Hartford Courant

Virus spikes at Trinity

Trinity College extends suspension of in-person classes.

- By Michael Hamad

After initially suspending all in-person classes through Monday, Trinity College in Hartford will now stay with online-only classes until at least Friday after the number of active cases of COVID19 more than doubled, according to an email sent late Saturday to students, faculty and staff by school officials.

There are now 45 active cases among the student body — up from 20 last week — appearing on the school’s COVID-19 dashboard. Students who live in off-campus housing make up the majority of new cases. Ten students have returned home to quarantine, and the remainder are being moved into on-campus isolation facilities.

Students whotested positive are “doing well,” the email states, with a small number “reporting mild symptoms.”

Trinity is one of the first Connecticu­t colleges to suspend in-person fall classes due to the coronaviru­s pandemic. The most recent spike was first reported in the school newspaper, The Trinity Tripod.

The college requires students to be tested twice a week for the coronaviru­s, said Jason Rojas, chief of staff and associate vice president for external relations. Results are typically returned within 24 hours.

“Versus other institutio­ns of higher education, we’re sort of an outlier in that,” Rojas said. “We do have a more aggressive testing protocol because we believe surveillan­ce and being able to quickly identify cases is obviously in the best interests of our campus community.”

The campus remains at an orange alert level, which means all classes will be conducted remotely. Athletic facilities remain closed. Students aren’t allowed to gather indoors or outdoors and cannot leave campus for non-essential reasons. Visitation­s between on-campus and off-campus students is also prohibited.

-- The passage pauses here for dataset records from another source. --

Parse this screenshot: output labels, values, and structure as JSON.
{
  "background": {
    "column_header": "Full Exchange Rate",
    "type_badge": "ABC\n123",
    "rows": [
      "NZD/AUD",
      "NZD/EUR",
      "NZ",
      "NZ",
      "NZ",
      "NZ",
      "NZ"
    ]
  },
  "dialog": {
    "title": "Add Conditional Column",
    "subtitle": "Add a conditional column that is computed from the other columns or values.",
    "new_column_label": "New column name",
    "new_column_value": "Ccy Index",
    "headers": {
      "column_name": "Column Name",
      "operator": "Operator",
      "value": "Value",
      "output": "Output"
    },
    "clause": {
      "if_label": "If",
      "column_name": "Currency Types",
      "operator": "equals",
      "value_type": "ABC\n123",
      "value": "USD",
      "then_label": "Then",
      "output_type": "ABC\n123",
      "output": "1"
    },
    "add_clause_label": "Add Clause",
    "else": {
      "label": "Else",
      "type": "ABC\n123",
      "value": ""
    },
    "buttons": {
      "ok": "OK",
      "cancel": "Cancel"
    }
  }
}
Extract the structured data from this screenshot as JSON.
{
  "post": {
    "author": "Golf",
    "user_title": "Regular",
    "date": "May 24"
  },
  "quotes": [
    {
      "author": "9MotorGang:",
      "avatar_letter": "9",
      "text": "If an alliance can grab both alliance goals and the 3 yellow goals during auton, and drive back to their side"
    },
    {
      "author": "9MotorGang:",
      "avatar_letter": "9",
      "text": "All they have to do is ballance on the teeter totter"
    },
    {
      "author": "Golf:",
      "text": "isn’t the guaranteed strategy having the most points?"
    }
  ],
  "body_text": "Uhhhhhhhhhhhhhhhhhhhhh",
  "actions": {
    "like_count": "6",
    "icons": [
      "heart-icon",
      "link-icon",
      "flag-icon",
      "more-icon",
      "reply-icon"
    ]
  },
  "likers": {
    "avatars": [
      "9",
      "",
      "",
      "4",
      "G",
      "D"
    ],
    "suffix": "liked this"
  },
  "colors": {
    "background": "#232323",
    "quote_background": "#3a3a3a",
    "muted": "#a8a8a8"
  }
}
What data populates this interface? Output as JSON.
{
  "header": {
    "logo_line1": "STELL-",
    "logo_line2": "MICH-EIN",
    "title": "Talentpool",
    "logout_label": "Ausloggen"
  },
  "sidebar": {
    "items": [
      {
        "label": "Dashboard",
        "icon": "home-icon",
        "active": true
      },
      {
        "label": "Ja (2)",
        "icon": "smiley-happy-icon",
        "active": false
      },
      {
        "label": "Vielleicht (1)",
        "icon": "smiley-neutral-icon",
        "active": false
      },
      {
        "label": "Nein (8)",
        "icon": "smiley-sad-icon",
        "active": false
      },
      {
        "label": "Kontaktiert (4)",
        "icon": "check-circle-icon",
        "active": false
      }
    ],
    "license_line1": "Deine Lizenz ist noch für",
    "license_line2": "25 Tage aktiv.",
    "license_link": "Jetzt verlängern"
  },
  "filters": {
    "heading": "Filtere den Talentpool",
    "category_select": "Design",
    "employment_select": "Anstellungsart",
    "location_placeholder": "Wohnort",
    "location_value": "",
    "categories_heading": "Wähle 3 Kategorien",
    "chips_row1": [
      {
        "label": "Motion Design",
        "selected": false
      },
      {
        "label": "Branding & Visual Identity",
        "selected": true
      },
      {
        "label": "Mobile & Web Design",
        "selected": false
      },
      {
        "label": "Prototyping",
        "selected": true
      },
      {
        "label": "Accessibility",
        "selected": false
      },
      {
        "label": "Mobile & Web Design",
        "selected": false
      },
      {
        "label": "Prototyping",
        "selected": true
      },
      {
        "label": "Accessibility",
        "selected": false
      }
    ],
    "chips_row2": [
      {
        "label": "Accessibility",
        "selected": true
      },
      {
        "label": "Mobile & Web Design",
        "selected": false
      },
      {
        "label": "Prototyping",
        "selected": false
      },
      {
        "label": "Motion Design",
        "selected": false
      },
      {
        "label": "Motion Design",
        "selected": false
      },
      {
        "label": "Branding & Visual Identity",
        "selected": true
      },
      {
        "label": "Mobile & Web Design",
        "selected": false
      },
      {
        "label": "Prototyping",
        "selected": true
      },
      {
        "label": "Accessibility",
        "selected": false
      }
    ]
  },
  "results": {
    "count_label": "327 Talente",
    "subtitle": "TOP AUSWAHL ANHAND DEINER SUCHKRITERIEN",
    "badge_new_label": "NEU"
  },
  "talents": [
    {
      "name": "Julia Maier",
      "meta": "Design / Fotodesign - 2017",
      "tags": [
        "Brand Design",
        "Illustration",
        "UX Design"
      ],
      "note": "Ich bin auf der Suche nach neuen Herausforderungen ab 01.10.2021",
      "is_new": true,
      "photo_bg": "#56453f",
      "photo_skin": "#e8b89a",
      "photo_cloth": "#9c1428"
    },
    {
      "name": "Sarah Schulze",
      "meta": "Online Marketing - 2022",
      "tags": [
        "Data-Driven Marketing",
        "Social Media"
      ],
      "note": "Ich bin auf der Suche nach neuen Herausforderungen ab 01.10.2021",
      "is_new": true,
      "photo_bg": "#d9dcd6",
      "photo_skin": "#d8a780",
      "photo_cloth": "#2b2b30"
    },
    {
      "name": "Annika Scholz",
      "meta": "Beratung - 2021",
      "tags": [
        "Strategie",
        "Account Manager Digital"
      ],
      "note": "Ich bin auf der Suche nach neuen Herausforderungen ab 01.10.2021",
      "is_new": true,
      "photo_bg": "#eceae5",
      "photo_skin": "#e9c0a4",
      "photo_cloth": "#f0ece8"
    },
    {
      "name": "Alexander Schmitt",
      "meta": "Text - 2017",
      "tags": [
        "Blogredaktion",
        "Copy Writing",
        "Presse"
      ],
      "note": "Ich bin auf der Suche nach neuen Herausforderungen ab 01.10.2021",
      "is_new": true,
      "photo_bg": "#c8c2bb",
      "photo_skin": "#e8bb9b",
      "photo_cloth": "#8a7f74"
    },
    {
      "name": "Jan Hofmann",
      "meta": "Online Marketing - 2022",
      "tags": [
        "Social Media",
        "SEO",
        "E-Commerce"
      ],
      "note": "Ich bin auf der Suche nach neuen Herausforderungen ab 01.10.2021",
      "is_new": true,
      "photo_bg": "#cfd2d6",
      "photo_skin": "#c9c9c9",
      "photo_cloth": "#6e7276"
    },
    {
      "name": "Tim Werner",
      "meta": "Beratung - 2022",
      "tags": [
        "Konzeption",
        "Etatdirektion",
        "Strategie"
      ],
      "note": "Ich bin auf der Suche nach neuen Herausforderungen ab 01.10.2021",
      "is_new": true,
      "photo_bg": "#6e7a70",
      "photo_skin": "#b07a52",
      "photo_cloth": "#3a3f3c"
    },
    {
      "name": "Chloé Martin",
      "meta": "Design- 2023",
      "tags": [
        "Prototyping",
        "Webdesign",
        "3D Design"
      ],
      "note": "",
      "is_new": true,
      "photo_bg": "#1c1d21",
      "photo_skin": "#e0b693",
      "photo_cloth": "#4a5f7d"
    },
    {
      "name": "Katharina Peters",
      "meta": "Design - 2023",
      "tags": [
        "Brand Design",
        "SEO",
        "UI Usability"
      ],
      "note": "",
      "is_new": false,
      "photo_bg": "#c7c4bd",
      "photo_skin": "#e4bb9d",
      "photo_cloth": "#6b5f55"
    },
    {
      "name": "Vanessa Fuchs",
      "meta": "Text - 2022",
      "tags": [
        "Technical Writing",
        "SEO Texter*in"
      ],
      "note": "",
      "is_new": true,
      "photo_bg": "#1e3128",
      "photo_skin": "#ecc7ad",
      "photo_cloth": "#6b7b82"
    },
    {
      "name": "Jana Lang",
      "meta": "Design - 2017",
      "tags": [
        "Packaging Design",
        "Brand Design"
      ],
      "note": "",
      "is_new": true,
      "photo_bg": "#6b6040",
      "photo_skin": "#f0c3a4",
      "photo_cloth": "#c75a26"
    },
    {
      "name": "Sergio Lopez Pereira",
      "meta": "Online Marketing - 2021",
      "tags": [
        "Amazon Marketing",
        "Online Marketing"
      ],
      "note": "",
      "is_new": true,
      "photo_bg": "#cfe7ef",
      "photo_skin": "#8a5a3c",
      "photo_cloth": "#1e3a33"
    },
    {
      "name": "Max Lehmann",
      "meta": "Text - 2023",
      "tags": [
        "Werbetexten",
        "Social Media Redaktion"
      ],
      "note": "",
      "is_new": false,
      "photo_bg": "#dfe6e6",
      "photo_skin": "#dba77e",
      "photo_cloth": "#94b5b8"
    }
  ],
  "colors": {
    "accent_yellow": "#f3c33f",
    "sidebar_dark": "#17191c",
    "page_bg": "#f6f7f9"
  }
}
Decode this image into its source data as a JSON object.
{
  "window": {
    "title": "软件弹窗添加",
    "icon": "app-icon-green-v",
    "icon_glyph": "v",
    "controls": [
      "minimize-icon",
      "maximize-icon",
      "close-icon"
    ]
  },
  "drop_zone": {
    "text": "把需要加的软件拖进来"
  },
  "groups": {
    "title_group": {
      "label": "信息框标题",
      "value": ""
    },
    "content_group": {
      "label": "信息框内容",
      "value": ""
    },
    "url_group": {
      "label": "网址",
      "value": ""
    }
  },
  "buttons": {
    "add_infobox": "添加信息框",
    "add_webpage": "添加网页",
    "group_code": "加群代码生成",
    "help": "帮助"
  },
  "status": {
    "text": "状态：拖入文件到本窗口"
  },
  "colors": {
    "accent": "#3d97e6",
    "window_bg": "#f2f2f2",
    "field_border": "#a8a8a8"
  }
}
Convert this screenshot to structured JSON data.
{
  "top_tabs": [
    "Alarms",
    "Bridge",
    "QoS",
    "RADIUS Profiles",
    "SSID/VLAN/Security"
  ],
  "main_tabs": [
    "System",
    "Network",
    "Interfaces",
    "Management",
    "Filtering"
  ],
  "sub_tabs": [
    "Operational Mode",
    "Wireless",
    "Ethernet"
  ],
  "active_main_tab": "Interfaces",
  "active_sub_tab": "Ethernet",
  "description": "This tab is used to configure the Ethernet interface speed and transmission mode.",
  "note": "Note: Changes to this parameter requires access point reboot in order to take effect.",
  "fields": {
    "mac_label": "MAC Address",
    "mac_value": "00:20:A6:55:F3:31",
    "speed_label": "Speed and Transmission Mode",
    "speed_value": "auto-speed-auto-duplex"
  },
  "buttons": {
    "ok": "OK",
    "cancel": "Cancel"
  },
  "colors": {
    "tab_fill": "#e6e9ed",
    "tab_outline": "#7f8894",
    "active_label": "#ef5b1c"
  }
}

Students may pick up to-go food at dining halls but cannot eat there. Additional restrictio­ns for Trinity employees and staff remain in place; general office functions that can be completed remotely must remain off campus, with on-campus travel permitted only when necessary to complete a task.

Campus testing centers remain open, and and regular testing protocols for students remain in place. Trinity has conducted more than 26,000 student COVID tests since August, with 72 showing positive results.

Rojas added that there were no specific parties or gatherings reported to campus safety that may have resulted in a spike in positive cases. “We’re just trying to limit gatherings of all kinds as we continue to look at our testing

data,” he said. “We’re asking people to just restrain from getting together as we manage the increase in cases.”

There is no clear threshold of positive cases that requires moving the campus to red, the most restrictiv­e alert level, and for students to leave campus entirely, though Rojas said it would be based on a number of data points, including active cases, positivity rates, what’s happening in the Hartford community and the number of available hospital beds.

“We’re basing it on the data that we collect,” Rojas said. “We base it on the conversati­ons that we have with infectious disease experts at Hartford Healthcare, with our own health care staff. So there’s really no set threshold that I could point somebody to.”